Recently, I read ‘The House that Joy Built’ by Holly Ringland. There was a lot of good information in there, my favourite was her saying to ‘create what you love’, but a lot didn’t ring true for me.
I don’t suppress creativity because of fear. I write and share, especially in writing groups. I pop stories up on my blog from time to time. I have hundreds of stories, poems, and snippets that I’ve created just for fun. It’s not fear that’s holding me back, it’s something else, something that I couldn’t quite put my finger on.
Over the Christmas break, I sat down and wrote a novella (it’s now live on Amazon as an ebook), and it felt wonderful. I came up with an idea, wrote it, shared it with some friends, rewrote it a couple of times, then hit publish. It wasn’t fear that held me back, though there was an element of imposter syndrome thinking no one would like my story, my friends told me to just do it and publish. After it was live, it hit me. I had the time to simply create, I wasn’t prioritising my job, caring for children, or anything else. I was able to be there and simply write.

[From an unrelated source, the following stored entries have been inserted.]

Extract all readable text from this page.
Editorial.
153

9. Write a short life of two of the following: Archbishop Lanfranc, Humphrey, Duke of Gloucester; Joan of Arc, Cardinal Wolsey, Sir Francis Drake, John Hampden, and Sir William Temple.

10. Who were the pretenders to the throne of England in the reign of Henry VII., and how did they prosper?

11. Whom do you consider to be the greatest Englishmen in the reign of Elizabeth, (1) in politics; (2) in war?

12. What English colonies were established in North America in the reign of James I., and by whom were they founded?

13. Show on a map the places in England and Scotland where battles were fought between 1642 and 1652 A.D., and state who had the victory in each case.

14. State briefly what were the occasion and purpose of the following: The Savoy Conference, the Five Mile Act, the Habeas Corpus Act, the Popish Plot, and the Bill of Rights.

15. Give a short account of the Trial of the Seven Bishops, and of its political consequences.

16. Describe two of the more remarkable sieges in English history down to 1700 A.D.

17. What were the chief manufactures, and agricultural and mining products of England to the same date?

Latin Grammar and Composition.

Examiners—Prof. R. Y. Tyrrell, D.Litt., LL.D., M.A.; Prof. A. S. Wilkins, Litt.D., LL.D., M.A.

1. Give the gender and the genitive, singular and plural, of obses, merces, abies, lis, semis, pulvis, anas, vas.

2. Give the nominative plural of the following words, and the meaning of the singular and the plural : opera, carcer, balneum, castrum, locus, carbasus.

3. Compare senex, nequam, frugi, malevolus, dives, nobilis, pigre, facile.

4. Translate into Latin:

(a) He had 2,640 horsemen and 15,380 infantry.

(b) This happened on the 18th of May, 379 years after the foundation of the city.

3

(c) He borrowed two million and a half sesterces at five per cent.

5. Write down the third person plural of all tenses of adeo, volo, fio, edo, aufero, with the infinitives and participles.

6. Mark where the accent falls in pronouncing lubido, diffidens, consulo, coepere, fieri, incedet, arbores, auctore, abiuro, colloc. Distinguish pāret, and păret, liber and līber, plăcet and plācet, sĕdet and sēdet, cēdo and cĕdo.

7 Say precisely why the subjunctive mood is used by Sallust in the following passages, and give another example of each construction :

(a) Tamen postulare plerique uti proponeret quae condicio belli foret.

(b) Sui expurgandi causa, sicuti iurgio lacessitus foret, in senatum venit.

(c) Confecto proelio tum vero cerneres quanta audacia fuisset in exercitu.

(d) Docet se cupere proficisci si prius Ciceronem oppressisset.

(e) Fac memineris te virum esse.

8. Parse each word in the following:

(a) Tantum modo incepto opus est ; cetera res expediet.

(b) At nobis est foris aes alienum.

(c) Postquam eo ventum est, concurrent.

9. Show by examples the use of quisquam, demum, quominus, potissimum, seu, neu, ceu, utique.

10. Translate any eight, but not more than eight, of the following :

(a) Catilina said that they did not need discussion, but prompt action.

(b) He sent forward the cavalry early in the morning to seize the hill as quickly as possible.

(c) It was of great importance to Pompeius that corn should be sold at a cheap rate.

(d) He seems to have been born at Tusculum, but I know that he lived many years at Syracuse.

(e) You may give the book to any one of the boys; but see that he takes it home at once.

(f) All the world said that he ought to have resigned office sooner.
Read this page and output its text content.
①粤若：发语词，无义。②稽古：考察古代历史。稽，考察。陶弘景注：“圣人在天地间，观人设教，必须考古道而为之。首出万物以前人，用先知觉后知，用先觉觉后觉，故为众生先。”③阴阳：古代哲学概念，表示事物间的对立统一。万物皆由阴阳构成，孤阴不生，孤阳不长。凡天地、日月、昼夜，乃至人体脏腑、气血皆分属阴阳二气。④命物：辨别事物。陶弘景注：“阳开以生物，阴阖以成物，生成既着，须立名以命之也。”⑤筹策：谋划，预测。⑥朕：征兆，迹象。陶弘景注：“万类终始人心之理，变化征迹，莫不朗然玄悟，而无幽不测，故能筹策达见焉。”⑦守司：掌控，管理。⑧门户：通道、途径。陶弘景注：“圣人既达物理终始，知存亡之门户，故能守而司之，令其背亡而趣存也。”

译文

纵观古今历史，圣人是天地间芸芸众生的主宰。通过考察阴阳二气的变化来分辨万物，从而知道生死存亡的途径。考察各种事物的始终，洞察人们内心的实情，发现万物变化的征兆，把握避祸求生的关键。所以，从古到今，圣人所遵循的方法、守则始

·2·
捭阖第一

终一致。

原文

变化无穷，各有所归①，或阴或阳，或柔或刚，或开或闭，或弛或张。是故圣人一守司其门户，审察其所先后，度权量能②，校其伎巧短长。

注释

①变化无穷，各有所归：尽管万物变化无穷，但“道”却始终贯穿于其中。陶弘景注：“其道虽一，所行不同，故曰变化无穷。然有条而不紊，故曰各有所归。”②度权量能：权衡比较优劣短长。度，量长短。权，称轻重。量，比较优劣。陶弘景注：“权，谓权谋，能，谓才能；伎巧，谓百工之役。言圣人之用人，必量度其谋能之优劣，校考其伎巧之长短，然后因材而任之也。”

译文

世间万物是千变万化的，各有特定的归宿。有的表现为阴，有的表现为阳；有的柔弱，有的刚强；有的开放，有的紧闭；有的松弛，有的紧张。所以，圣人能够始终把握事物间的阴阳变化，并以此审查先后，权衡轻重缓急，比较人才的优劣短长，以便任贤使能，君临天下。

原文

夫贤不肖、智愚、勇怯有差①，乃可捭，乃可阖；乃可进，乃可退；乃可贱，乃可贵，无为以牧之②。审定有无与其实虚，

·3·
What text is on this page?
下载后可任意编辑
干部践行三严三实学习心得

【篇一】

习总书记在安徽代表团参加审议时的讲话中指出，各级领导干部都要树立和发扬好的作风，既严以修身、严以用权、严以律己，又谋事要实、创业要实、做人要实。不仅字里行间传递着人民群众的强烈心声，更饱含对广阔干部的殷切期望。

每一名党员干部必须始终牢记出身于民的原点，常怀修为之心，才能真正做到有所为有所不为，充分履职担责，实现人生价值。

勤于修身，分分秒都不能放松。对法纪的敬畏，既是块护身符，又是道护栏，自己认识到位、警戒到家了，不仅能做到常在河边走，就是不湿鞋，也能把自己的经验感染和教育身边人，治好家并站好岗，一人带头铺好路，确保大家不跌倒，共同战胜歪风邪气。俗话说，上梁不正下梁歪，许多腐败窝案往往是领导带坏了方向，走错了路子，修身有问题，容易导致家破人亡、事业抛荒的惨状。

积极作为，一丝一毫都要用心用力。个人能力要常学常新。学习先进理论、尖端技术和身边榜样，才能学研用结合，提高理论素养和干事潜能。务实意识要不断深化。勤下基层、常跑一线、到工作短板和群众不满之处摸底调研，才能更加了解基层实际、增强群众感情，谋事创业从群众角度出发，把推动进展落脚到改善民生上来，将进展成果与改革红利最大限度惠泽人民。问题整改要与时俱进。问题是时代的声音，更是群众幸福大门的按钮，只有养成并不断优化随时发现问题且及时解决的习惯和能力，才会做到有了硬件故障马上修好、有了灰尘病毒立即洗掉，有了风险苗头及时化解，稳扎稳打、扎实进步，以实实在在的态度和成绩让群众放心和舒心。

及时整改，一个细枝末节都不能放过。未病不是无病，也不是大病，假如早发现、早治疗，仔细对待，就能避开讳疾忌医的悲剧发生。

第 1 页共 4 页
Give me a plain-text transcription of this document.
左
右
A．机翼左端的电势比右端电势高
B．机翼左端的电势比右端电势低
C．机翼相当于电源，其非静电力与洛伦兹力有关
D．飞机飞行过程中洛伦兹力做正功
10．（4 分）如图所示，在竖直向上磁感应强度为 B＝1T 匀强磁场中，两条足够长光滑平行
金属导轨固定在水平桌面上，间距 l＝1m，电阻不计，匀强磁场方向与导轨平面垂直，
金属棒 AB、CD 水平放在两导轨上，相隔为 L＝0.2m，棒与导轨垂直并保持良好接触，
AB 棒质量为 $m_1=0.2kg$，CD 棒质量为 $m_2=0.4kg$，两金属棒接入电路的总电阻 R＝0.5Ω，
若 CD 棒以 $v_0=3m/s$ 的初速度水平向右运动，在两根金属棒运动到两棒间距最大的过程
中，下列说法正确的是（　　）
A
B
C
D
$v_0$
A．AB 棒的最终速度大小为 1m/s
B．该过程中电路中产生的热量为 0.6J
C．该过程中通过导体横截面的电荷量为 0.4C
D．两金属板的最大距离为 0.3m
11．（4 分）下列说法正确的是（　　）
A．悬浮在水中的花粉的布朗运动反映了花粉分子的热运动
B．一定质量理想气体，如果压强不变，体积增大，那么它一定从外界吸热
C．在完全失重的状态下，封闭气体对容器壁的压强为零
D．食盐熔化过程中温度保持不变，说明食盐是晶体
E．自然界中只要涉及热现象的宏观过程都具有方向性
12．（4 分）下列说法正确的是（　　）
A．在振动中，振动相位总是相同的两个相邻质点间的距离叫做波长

It got me thinking over my life.
When I was a teenager, I loved writing stories, however I was told by the career advisors that I needed to do something else as creative writing wasn’t a career path. So I started studying journalism. Creativity fell by the wayside, where it stayed until 2011…
In 2011, I closed my business and was told to get a job by the government as I was a single parent. I started writing stories again. In 2012, I joined some writing challenges and would create, but it was in my spare time. It was around my ‘real’ job, around kids, around life. It was doable until my kids got sick and creativity was pushed aside again with stories being written in writers’ groups during lockdown in 2020 and 2021, but not much was finished.
There have been so many times in my life when I’ve been told that my creativity is optional, that I need to grow up, provide for my family, care for my children, put everyone else first. I have squashed down this need for creativity as a priority. I will write something, then stop as something else has to take priority.
Sometimes I wonder what would have happened if I had been supported in my creativity. If my careers counsellor had shown me a path where creativity is the focus, if I wasn’t constantly pushed to ‘have a job’ in order to pay the bills, if I had been able to have the time and headspace to follow an idea from beginning to end… but these are fleeting thoughts. I’m now looking to the future, to find ways that I creativity can take a more prominent place in my life, so that I can create what I love.
Since Christmas, I have written and published a novella, written the first draft for a second one and played around with some other stories.
This year, one of the things I aim to do is have creativity front and centre and create what I love. Watch this space.